Ги выехал из лагеря и повернул в ту сторону, куда дружно указывали десятки приветливо взмахивающих смуглых рук. К Иерусалиму. В нескольких сотнях метров его нагнал всадник, до самых глаз закутанный в полосатый плащ. Ги не видел, чтобы в лунном свете блеснул длинный клинок, но все же припал к шее лошади и погнал ее быстрее.

Всадник не отставал. Он не размахивал оружием, не кричал, просто настигал Ги - решительно и даже деловито, и это больше, чем что-либо другое, обнажало его намерение убить молодого Лузиньяна. Некоторое время они мчались почти бок о бок, затем Ги обошел своего преследователя и нырнул в долину. Тот на миг утратил равновесие. Лунный луч поймал наконец блестящее лезвие - короткий нож, зажатый в левой руке всадника.

Нож тотчас исчез, но теперь Ги понял, с какой стороны ждать удара. Пустыня, залитая светом луны, выглядела так, словно принадлежала другому миру и другому времени, и Ги не знал, как долго ему предстоит ехать, чтобы добраться до города и брата.
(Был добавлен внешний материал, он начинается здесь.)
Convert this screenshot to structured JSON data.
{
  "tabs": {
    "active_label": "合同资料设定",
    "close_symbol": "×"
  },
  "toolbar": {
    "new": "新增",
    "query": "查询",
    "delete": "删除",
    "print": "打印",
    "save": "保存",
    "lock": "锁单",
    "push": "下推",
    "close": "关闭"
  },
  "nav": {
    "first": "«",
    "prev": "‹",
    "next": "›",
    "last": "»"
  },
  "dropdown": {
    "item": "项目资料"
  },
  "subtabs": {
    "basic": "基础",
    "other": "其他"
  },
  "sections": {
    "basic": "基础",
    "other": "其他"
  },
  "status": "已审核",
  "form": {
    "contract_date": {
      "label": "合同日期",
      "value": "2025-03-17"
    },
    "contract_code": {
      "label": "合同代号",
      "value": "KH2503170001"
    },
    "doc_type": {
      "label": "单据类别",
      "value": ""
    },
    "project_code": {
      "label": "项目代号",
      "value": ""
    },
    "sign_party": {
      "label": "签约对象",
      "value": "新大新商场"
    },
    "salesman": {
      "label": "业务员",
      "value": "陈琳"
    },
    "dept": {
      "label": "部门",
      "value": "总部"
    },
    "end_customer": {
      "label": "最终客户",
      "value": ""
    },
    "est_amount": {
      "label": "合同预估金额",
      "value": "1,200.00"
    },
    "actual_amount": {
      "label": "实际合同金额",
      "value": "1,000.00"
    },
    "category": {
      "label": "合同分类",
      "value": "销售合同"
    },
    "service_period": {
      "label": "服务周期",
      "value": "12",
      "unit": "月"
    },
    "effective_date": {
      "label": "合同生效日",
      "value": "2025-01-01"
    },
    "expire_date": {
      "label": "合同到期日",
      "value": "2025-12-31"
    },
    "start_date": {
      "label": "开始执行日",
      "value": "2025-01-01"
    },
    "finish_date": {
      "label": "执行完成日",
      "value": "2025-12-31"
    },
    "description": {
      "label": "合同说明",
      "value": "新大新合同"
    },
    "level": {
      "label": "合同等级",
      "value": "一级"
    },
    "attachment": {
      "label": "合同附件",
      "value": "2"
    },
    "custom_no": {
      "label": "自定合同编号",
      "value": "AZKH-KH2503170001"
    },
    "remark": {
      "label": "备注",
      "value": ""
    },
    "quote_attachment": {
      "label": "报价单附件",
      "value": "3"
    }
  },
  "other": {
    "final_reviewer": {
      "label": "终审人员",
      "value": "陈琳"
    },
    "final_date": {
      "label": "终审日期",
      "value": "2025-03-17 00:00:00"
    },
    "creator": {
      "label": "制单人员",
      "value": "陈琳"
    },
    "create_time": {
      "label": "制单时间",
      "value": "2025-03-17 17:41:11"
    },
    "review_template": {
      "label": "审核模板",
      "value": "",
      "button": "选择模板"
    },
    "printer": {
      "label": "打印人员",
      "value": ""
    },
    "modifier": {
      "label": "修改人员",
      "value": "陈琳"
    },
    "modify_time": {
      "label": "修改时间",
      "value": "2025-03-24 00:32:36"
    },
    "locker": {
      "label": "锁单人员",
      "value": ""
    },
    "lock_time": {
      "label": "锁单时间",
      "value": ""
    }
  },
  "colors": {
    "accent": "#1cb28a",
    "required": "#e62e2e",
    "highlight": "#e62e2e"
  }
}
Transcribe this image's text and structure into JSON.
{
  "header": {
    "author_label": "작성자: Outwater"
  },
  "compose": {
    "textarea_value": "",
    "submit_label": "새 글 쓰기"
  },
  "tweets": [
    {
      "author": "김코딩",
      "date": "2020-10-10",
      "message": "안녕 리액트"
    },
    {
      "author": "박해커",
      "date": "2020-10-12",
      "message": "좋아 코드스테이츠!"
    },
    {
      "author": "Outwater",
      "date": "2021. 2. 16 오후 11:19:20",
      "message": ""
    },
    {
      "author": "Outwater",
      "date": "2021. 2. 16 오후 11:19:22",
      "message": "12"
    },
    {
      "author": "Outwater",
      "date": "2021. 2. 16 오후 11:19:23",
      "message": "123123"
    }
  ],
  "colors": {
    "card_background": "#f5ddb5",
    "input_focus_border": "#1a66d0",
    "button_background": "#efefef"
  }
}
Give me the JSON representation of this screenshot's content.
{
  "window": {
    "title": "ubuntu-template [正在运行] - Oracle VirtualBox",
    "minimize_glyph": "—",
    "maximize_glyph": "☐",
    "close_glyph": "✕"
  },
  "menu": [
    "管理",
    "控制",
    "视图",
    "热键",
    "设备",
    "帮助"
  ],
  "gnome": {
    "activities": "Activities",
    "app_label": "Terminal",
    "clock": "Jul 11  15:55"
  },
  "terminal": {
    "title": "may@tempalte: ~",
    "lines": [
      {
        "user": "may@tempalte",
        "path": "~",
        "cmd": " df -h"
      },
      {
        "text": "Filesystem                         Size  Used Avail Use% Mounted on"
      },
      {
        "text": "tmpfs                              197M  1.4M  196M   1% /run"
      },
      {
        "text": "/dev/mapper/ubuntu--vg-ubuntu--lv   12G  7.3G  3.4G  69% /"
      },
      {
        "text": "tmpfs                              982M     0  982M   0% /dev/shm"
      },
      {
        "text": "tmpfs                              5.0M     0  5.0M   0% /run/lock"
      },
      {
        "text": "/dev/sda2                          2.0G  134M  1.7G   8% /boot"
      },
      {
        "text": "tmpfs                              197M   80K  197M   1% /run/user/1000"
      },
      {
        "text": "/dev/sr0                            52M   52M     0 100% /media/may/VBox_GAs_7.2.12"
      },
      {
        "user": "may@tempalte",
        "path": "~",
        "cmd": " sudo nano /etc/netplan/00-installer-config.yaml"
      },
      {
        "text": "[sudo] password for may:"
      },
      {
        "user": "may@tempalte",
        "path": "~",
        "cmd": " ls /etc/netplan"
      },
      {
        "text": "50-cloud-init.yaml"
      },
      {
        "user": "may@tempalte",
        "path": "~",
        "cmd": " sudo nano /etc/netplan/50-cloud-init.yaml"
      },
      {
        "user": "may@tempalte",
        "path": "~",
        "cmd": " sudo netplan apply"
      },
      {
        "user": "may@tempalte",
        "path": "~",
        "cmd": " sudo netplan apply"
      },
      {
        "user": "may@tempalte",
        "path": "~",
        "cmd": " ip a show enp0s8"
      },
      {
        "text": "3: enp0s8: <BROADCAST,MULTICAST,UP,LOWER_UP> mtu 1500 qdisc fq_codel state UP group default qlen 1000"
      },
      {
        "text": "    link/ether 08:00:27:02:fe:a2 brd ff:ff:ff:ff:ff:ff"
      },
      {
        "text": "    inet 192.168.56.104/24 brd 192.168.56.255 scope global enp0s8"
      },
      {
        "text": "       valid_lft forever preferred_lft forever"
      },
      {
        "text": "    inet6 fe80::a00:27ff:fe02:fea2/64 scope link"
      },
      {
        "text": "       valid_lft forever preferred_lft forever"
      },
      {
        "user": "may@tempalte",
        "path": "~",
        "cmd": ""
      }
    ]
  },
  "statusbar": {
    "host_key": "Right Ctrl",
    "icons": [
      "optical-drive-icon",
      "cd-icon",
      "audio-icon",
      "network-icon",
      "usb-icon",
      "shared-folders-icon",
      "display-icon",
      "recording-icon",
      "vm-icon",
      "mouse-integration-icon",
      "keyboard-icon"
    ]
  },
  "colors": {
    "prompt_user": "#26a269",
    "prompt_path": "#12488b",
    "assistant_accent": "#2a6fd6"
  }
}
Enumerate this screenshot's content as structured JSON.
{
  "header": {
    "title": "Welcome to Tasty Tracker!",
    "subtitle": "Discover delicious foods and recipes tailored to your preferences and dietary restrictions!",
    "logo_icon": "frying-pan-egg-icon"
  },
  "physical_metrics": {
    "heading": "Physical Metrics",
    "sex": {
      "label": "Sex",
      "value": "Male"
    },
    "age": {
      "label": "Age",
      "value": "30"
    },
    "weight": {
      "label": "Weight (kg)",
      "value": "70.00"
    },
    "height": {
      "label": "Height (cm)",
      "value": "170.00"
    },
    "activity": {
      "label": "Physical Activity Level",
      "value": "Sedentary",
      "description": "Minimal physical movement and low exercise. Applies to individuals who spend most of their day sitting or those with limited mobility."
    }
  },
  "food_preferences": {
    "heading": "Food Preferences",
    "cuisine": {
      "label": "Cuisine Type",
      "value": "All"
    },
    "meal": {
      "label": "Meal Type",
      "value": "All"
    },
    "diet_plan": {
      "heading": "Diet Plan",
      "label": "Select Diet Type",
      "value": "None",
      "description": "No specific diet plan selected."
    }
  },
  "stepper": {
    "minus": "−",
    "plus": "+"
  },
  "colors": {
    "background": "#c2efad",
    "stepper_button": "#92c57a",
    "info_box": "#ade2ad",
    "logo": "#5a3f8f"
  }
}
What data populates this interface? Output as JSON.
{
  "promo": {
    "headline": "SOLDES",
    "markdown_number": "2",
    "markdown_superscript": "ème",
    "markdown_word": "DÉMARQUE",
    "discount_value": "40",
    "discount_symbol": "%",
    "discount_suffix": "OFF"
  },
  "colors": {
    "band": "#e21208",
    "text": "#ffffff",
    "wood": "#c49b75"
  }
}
Тем временем всадник опять приблизился и начал наступать, чтобы сбить лошадь Ги с толку, заставить ее потерять шаг. Несколько раз Ги обходил его и тогда гнал изо всех сил, но затем всадник настигал его и вновь теснил. Он поднимал своего коня на дыбы, заставлял толкать лошадь Ги плечом, обгонял ее и резко останавливался. Бедуинский конь, по природе злой и коварный, охотно кривлялся вместе со своим всадником. Ги уж казалось, что его преследует одно из тех чудовищ, которые виделись ему во время бури.

И тут, внезапно, без всяких предвестий, перед обоими выросли стены Иерусалима. Ги мог бы поклясться, что мгновение назад их здесь не было - и вот уже они властвуют над горами, и одна из башен отсекает у месяца в небе сверкающий рог.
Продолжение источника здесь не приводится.